FOUNTAIN VALLEY, Calif., Feb. 2, 2011 – Hyundai Motor America will lift the veil on one of the longest standing conspiracies in the auto industry during Super Bowl XLV on Sunday, Feb. 6. Hyundai contends that consumers have been conditioned to purchase boring compact cars for practicality and reliability, and accept uninspired design, cramped interiors, and limited innovation, for far too long. Marketing has systemically lowered expectations in the compact car segment, with consumers rewarding the industry by continuing to buy appliance-like clones. Hyundai urges consumers to "Snap Out of It," with a two-part group therapy session beginning in the game's first quarter with a spot called "Hypnotized," followed by a healing session in Q3 with an ad called "Deprogramming." Both offer the all-new 2011 Elantra as treatment for the malaise afflicting the long-suffering compact car shopper.
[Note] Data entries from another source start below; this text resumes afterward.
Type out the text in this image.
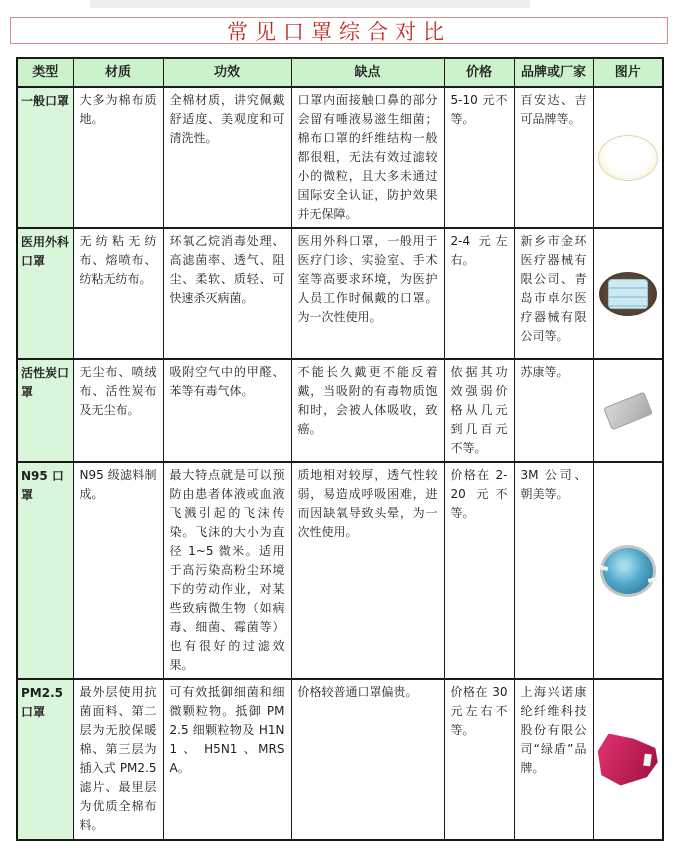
常见口罩综合对比
类型	材质	功效	缺点	价格	品牌或厂家	图片
一般口罩	大多为棉布质地。	全棉材质，讲究佩戴舒适度、美观度和可清洗性。	口罩内面接触口鼻的部分会留有唾液易滋生细菌；棉布口罩的纤维结构一般都很粗，无法有效过滤较小的微粒，且大多未通过国际安全认证，防护效果并无保障。	5-10 元不等。	百安达、吉可品牌等。	

医用外科口罩	无纺粘无纺布、熔喷布、纺粘无纺布。	环氧乙烷消毒处理、高滤菌率、透气、阻尘、柔软、质轻、可快速杀灭病菌。	医用外科口罩，一般用于医疗门诊、实验室、手术室等高要求环境，为医护人员工作时佩戴的口罩。为一次性使用。	2-4 元左右。	新乡市金环医疗器械有限公司、青岛市卓尔医疗器械有限公司等。	

活性炭口罩	无尘布、喷绒布、活性炭布及无尘布。	吸附空气中的甲醛、苯等有毒气体。	不能长久戴更不能反着戴，当吸附的有毒物质饱和时，会被人体吸收，致癌。	依据其功效强弱价格从几元到几百元不等。	苏康等。	

N95 口罩	N95 级滤料制成。	最大特点就是可以预防由患者体液或血液飞溅引起的飞沫传染。飞沫的大小为直径 1~5 微米。适用于高污染高粉尘环境下的劳动作业，对某些致病微生物（如病毒、细菌、霉菌等）也有很好的过滤效果。	质地相对较厚，透气性较弱，易造成呼吸困难，进而因缺氧导致头晕，为一次性使用。	价格在 2-20 元不等。	3M 公司、朝美等。	

PM2.5口罩	最外层使用抗菌面料、第二层为无胶保暖棉、第三层为插入式 PM2.5 滤片、最里层为优质全棉布料。	可有效抵御细菌和细微颗粒物。抵御 PM2.5 细颗粒物及 H1N1 、 H5N1 、MRSA。	价格较普通口罩偏贵。	价格在 30 元左右不等。	上海兴诺康纶纤维科技股份有限公司“绿盾”品牌。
Hyundai marks its fourth consecutive year as a Super Bowl advertiser by deprogramming 100 million Americans tuned in to watch the game. Both Elantra spots, themed "Snap Out of It," stem from the same campaign that originated during the AFC Championship Game, but offer two distinct interpretations.

"Hypnotized" features everyday driving imagery interlaced with the rhythmic staccato placement of title cards asking: "Have we been hypnotized to believe compact cars are good enough?" The spot questions the idea that compact cars are as good as they can be, and suggests consumers in turn question how that belief has become so ingrained in our culture. Long-held beliefs softened by the first spot are then confronted directly with the second, called "Deprogramming," which seeks to hypnotize 100 million viewers simultaneously through a kaleidoscope of graphics featuring compact car stereotypes paired with a soothing voiceover declaring, among other things, "compact cars can be more." Once the viewer is fully entranced, the voice calmly brings them back to reality saying, "Snap out of it, man." After the Elantra reveal, look for Hyundai to play further off viewers lulled into therapeutic susceptibility with a light-hearted nod to New Age empowerment.

"We love the Super Bowl's ability to transform over 100 million Americans into advertising aficionados, so we went with a playful theme that ties a marketing-driven conspiracy theory to our fresh take on the compact car segment, the 40-mpg Elantra," said John Krafcik, president and CEO, Hyundai Motor America. "Building from the first two Elantra ads in the AFC Championship Game, and 10 viral spots online right now, the Super Bowl shifts the campaign into top gear with what may be the biggest group therapy hypnosis session ever attempted."

Hyundai will round out its Super Bowl appearance with a third spot starring the 2011 Sonata Hybrid which highlights Hyundai's commitment to innovation. The ad, titled "Anachronistic City," shows a variety of early-generation devices – all innovative in their time –to convey that, while Sonata is not the first hybrid to the market, it is a sophisticated evolution of hybrid technology and a smart challenger of conventional, early-generation hybrids. The Sonata Hybrid spot will run in the fourth quarter.

All three Super Bowl commercials feature Hyundai's 2011 "New Thinking, New Possibilities" brand vision. Innocean Worldwide Americas, Hyundai's agency of record, is responsible for all creative. To view Hyundai's Super Bowl ads, please visit, www.hyundainews.com/Media_Kits/Video_Clips/.

The 2011 Elantra sets the bar in the compact sedan category offering modern design, outstanding fuel economy, loads of comfort and convenience features at a low starting price of $14,830. Unique in the compact car segment, every 2011 Elantra sedan has a 40-mpg highway fuel economy rating, with no extra-cost fuel economy packages required.

Sonata Hybrid delivers a segment-leading 40-mpg highway fuel economy rating, higher than any other mid-size sedan, hybrid or non-hybrid. In city driving, Sonata Hybrid delivers 35 mpg, yielding a 37 mpg combined city/highway rating from the EPA. Sonata Hybrid's fuel economy is powered by the industry's first application of third-generation lithium polymer batteries which are more space efficient, lighter weight and offer higher energy density than existing nickel-metal hydride and pending lithium-ion applications.